Go ahead and knock yourself out making list upon list of the unified communications and collaboration elements you’d like to deploy in your enterprise. Lists are never a mistake, but Nemertes Research Vice President Irwin Lazar’s best advice on how to build a UCC roadmap is to forget about the technology. It’s an interesting point of view, particularly since Lazar kicked off the Enterprise Connect conference in Orlando today to a standing-room-only crowd of IT professionals wanting to know how to build a UCC roadmap at a show where UC vendors are making about a million announcements.


With backup in the form of talking to hundreds of enterprises about UCC each year, Lazar makes a good point. UCC technology in a vacuum may be cool and new, but it can cost you big money and present lots of bad surprises in terms of who’s not using it and why. He urges that instead of looking at the technology, the UC question of choice should be how to help employees do their jobs. The major measure of UC success is how often employees use the capabilities available to them.


One of the problems that UCC brings with it is that the more ways enterprises have to collaborate, the more confusing the options have become. Despite social business tools and desktop video deployments, most employees rely on email first and foremost, Lazar says.


According to Lazar, communication of the most basic kind will guarantee greater UC success, with people inside the business talking to other people inside the business.

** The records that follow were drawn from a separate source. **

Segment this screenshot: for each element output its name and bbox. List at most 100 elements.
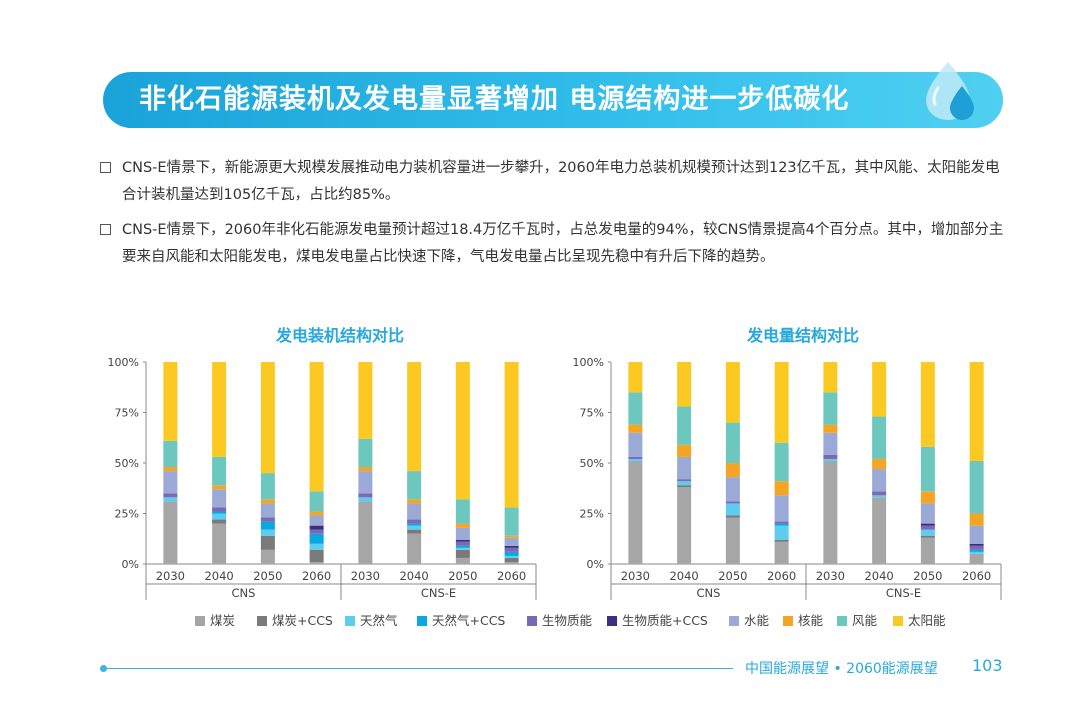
legend-label: 煤炭 [210,613,236,628]
bar-segment [969,362,984,461]
bar-segment [969,543,984,546]
legend-swatch [527,616,537,626]
bar-segment [407,529,422,534]
legend-swatch [195,616,205,626]
bar-segment [628,392,643,425]
legend-swatch [783,616,793,626]
bar-stack [823,362,838,564]
bar-segment [823,432,838,455]
bar-segment [212,519,227,524]
bar-stack [504,362,519,564]
bar-segment [407,519,422,524]
x-tick-label: 2030 [156,569,185,583]
bar-segment [969,525,984,544]
bar-segment [920,535,935,538]
bar-segment [628,424,643,433]
bar-segment [628,362,643,393]
bar-segment [677,485,692,488]
bar-segment [920,537,935,564]
legend-label: 生物质能 [542,613,593,628]
x-tick-label: 2040 [669,569,698,583]
bar-segment [504,561,519,564]
bar-segment [920,503,935,524]
x-tick-label: 2060 [497,569,526,583]
bar-stack [920,362,935,564]
x-tick-label: 2060 [767,569,796,583]
chart-title-generation: 发电量结构对比 [746,326,859,345]
bar-segment [823,458,838,461]
bar-segment [163,497,178,502]
bar-stack [774,362,789,564]
bar-stack [407,362,422,564]
bar-segment [407,499,422,504]
bar-segment [677,444,692,457]
bar-segment [358,467,373,472]
bar-segment [725,501,740,504]
page-title: 非化石能源装机及发电量显著增加 电源结构进一步低碳化 [139,84,850,115]
bar-segment [455,547,470,550]
chart-title-capacity: 发电装机结构对比 [275,326,404,345]
bar-segment [504,545,519,548]
bar-segment [407,471,422,500]
bar-segment [774,521,789,524]
bar-segment [260,503,275,518]
x-tick-label: 2030 [351,569,380,583]
bar-stack [872,362,887,564]
y-tick-label: 100% [573,356,604,369]
bar-segment [260,517,275,522]
bar-segment [309,525,324,530]
bar-segment [504,557,519,562]
y-tick-label: 0% [587,558,604,571]
y-tick-label: 75% [115,407,139,420]
bar-segment [358,493,373,498]
bar-segment [823,392,838,425]
legend-label: 水能 [744,613,770,628]
bar-segment [407,523,422,526]
bar-segment [504,507,519,536]
bullet-item: CNS-E情景下，新能源更大规模发展推动电力装机容量进一步攀升，2060年电力总… [100,155,1005,209]
legend-swatch [729,616,739,626]
bar-segment [725,422,740,463]
bar-segment [163,440,178,468]
chart-legend: 煤炭 煤炭+CCS 天然气 天然气+CCS 生物质能 生物质能+CCS 水能 核能 风能 太阳能 [195,611,955,631]
bar-segment [504,555,519,558]
y-tick-label: 25% [580,508,604,521]
bar-stack [455,362,470,564]
x-tick-label: 2040 [864,569,893,583]
legend-swatch [837,616,847,626]
x-tick-label: 2040 [399,569,428,583]
bar-segment [504,535,519,538]
bar-segment [260,521,275,530]
bar-segment [260,529,275,536]
bar-segment [628,432,643,457]
bar-segment [969,460,984,514]
bar-segment [407,533,422,564]
bar-segment [774,541,789,564]
bar-segment [163,471,178,494]
bar-segment [823,460,838,564]
legend-label: 太阳能 [908,613,946,628]
bar-segment [628,458,643,461]
bar-segment [774,523,789,526]
x-tick-label: 2050 [718,569,747,583]
bar-segment [455,362,470,500]
checkbox-bullet-icon [100,224,111,235]
bar-segment [163,493,178,498]
bar-segment [504,537,519,546]
bar-segment [260,549,275,564]
x-tick-label: 2060 [302,569,331,583]
x-tick-label: 2050 [913,569,942,583]
water-drop-icon [926,62,974,120]
bar-segment [725,463,740,478]
bar-stack [358,362,373,564]
x-tick-label: 2050 [253,569,282,583]
bar-segment [212,513,227,520]
group-label: CNS-E [886,586,921,600]
page-number: 103 [972,656,1003,675]
bar-segment [455,557,470,564]
bar-segment [455,539,470,542]
bar-segment [823,454,838,459]
bar-segment [628,460,643,564]
y-tick-label: 100% [108,356,139,369]
bar-stack [212,362,227,564]
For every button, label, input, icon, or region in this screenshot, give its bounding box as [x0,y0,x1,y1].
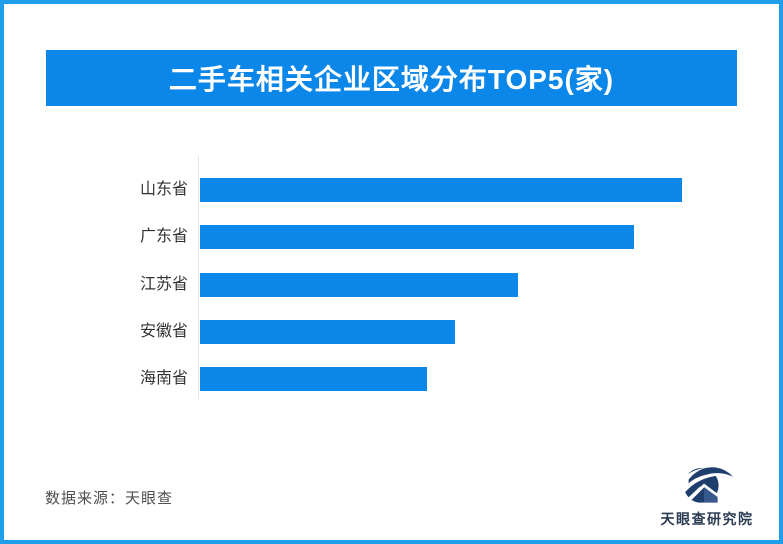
category-label: 江苏省 [139,276,188,293]
bar-chart: 山东省广东省江苏省安徽省海南省 [46,166,737,416]
category-label: 海南省 [139,370,188,387]
category-label: 广东省 [139,228,188,245]
category-label: 安徽省 [139,323,188,340]
chart-row: 江苏省 [46,273,737,297]
brand-logo: 天眼查研究院 [645,460,769,529]
bar [200,178,682,202]
bar [200,320,455,344]
bar [200,367,427,391]
chart-title: 二手车相关企业区域分布TOP5(家) [168,64,615,95]
chart-row: 广东省 [46,225,737,249]
chart-title-banner: 二手车相关企业区域分布TOP5(家) [46,50,737,106]
brand-logo-text: 天眼查研究院 [660,511,754,527]
bar [200,225,634,249]
y-axis-line [198,156,199,399]
data-source-note: 数据来源：天眼查 [45,490,174,507]
chart-row: 安徽省 [46,320,737,344]
chart-row: 海南省 [46,367,737,391]
bar [200,273,518,297]
chart-row: 山东省 [46,178,737,202]
tianyancha-logo-icon [678,467,736,505]
category-label: 山东省 [139,181,188,198]
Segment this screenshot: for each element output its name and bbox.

Creating a Business Technology Liaison (BTL, not to be confused with a BLT) team is a critical success factor when designing a UC deployment that has a chance of working, he says. BTLs are preferably designated employees with IT backgrounds who are charged with explaining and socializing the UC effort to the business side of the house and finding out who really wants to use what. BTLs also need to ensure that employees in all business units are aware of new UC rollouts and know how to use them.


Recent Nemertes surveys show that 81% of companies have someone in a BTL role, even if they don’t call it that, and 63% of those BTLs have IT backgrounds, according to recent Nemertes data.

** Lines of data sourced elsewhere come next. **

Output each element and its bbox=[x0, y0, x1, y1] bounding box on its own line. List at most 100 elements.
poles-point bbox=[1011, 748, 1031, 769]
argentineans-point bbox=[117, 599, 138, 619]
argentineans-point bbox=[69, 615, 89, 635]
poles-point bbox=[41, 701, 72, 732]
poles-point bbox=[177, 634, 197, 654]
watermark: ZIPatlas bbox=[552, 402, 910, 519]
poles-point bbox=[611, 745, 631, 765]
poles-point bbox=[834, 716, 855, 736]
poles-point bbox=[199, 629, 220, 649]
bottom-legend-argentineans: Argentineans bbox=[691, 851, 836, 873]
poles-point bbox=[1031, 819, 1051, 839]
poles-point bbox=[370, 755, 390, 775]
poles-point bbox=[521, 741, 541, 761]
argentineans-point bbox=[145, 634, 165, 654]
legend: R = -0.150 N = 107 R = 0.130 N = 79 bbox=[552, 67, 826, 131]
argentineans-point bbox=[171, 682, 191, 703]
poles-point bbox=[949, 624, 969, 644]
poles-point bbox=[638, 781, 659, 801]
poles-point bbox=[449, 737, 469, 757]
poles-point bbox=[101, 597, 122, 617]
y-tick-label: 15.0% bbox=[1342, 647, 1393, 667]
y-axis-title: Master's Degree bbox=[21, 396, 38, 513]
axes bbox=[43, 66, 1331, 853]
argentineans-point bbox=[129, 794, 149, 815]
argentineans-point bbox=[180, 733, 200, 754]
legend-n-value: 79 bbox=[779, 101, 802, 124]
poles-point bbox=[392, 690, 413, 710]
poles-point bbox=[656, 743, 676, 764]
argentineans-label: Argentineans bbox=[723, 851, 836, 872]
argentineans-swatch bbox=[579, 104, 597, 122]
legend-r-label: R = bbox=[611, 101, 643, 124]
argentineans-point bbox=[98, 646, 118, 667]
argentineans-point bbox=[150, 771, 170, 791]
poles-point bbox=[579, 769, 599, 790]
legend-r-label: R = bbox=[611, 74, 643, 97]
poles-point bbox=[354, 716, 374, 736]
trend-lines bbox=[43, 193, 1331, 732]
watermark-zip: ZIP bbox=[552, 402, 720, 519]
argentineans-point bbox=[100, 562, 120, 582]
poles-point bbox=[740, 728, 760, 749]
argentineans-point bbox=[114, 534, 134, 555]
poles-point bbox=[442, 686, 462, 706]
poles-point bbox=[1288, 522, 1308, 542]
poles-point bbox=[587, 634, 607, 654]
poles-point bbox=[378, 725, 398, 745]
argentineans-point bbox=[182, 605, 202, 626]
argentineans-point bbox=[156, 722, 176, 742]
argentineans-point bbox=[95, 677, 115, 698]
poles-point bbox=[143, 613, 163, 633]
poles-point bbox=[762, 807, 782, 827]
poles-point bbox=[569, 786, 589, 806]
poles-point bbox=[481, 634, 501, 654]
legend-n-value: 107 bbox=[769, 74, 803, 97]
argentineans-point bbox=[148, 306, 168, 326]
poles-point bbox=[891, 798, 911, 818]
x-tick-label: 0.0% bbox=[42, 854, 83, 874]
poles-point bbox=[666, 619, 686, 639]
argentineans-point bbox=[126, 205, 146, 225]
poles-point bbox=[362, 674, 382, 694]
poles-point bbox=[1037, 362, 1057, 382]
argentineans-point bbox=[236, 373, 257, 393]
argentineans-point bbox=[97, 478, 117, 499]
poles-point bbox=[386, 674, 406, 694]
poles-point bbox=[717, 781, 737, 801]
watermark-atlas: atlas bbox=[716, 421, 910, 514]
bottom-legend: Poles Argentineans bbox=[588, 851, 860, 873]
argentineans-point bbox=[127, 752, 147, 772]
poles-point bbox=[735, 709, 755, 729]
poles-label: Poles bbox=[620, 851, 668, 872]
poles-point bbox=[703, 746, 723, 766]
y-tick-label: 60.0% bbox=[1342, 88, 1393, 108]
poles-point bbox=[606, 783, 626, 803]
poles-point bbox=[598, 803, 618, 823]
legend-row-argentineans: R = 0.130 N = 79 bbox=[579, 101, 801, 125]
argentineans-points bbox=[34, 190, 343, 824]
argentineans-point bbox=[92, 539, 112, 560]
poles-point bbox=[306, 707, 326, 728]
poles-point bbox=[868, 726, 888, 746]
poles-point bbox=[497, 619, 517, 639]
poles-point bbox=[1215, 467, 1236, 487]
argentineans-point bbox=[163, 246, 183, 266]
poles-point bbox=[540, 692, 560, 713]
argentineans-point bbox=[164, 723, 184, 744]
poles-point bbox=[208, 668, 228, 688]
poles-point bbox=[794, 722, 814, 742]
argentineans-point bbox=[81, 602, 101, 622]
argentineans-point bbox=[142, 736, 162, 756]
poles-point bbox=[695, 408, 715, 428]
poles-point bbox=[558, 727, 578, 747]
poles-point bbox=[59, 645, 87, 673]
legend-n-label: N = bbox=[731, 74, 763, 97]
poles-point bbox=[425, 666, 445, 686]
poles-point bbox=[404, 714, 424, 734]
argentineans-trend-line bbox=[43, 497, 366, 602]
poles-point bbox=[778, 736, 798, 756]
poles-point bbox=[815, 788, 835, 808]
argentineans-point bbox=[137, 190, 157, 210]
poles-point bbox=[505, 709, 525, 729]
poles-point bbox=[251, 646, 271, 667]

“Depending on the size of the company, one is usually not enough,” Lazar said, adding that enterprises planning UCC deployments have at least one BTL per business unit in place for the rollout and keep the team in place over time to deal with issues as they come up.


No matter how the BTLs connect — video conference, webcast, social media or actual telephone — they almost guarantee better adoption and use of UC technology. The use of social tools, for example, is exploding, but often outside of ITs’ knowledge within different business units. Lazar maintains that BTLs have a key role to play and are a must-have for any UC roadmap so business units from legal to HR to IT itself know what collaboration apps are available so the left hand can talk to the right.